Folding the blanket back he displayed the snake. It had coiled round his waist again, having found this pleasant.
She looked at the burnished head, which lifted from its resting-place on the child’s white breast, and softly hissed at her.
“Why,” she said, “where did you find this? This is not Glaukos. The same kind, yes. But this one is much bigger.”
They gazed together at the coiled snake; the child’s mind filled with prid
e and mystery. He stroked the reared neck, as he had been taught, and the head sank down again.
The lips of Olympias parted, and the blacks of her eyes grew wide, invading the grey irises; he saw them like soft silk, pleating together. Her arms slackened about him; he was held in the grasp of her eyes.
“He knows you,” she whispered. “Tonight, when he came, be sure it was not for the first time. He must have come often, while you slept. See how he clings to you. He knows you well. He comes from the god. He is your daimon, Alexander.”
The lamp flickered. The end of a pine-brand slipped into the embers, and threw up blue flame. The snake squeezed him swiftly, as if to share a secret; its scales trickled like water.
“I shall call him Tyche,” he said presently. “He shall have his milk in my gold cup. Will he talk to me?”
“Who knows? He is your daimon. Listen, I will tell you—”
The muted noises from the Hall broke out loud as its doors were opened. Men shouted to each other good-nights, jokes or drunken taunts. The noise flowed in on them through their closed defenses. Olympias broke off, gathered him close into her side, and said softly, “Never mind, he won’t come here.” But he felt her taut with listening. There was a sound of heavy feet, a stumble and a curse; then the rap of Agis’ spear-butt on the floor, and the slap of his soles as he presented arms.
The feet came scuffing and tramping up the stairs. The door flew open. King Philip crashed it behind him, and without a glance at the bed started taking off his clothes.

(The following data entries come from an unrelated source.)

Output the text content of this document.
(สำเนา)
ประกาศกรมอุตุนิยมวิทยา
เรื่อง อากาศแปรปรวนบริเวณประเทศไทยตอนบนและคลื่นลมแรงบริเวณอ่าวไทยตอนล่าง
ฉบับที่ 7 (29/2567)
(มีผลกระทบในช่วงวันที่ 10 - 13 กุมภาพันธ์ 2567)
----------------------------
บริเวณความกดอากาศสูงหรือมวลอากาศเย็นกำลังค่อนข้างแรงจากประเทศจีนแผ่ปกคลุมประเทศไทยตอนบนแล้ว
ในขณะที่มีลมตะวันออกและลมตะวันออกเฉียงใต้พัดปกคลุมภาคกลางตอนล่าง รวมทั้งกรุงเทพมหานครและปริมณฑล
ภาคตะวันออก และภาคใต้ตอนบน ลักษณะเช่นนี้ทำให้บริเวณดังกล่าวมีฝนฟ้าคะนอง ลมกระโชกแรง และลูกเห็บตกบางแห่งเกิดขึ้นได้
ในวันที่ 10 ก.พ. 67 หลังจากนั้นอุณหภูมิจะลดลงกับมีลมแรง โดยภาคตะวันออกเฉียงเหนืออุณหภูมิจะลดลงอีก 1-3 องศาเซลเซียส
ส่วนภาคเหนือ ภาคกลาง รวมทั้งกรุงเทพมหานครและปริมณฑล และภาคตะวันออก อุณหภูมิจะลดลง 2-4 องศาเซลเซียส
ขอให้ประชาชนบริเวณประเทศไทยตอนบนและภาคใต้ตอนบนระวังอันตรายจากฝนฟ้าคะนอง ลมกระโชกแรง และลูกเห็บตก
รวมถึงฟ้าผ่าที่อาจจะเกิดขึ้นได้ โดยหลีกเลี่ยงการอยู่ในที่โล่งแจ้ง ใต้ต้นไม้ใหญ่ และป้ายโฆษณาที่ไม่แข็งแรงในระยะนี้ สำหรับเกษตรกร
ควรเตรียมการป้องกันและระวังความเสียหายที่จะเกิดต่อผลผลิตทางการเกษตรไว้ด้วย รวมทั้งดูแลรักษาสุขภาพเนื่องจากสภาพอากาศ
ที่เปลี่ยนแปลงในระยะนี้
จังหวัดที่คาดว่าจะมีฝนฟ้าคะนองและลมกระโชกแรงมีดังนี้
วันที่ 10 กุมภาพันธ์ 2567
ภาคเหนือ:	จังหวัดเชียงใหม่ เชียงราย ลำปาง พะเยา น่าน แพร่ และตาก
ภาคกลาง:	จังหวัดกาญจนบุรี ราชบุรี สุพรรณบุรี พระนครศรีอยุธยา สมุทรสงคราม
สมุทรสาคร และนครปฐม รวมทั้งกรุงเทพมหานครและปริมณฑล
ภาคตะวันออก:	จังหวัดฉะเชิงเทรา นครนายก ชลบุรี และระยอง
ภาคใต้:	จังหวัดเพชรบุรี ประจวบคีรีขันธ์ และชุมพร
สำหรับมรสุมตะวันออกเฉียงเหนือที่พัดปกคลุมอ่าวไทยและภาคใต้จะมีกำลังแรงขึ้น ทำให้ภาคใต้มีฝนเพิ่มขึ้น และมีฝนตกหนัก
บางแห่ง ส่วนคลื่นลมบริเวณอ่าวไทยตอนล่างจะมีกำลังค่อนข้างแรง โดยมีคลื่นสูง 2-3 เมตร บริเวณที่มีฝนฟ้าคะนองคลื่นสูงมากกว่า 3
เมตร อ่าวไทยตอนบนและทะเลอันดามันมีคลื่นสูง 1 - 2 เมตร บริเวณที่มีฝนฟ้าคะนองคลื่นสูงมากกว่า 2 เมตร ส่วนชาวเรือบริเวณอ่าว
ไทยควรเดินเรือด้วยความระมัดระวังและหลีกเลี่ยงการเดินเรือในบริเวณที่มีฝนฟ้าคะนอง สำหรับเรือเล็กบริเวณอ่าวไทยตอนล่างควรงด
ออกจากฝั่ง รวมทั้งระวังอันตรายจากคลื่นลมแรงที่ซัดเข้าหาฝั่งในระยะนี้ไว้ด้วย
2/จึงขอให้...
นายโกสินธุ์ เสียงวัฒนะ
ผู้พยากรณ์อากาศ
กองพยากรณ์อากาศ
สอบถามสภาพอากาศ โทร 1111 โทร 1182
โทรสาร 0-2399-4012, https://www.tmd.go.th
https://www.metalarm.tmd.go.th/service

Olympias had pulled up the covers. The child, eyes round with alarm, had for a moment been glad to lie hidden. Then, cowered in the womb of soft wool and scented flesh, he began to feel horror of the danger he could not confront or see. He worked down a fold to make a peephole; it was better to know than to guess.
The King stood naked, one foot up on the cushioned stool of the toilet-table, loosing his sandal strap. His black-bearded face was cocked sideways to see what he was doing; his blind eye was towards the bed.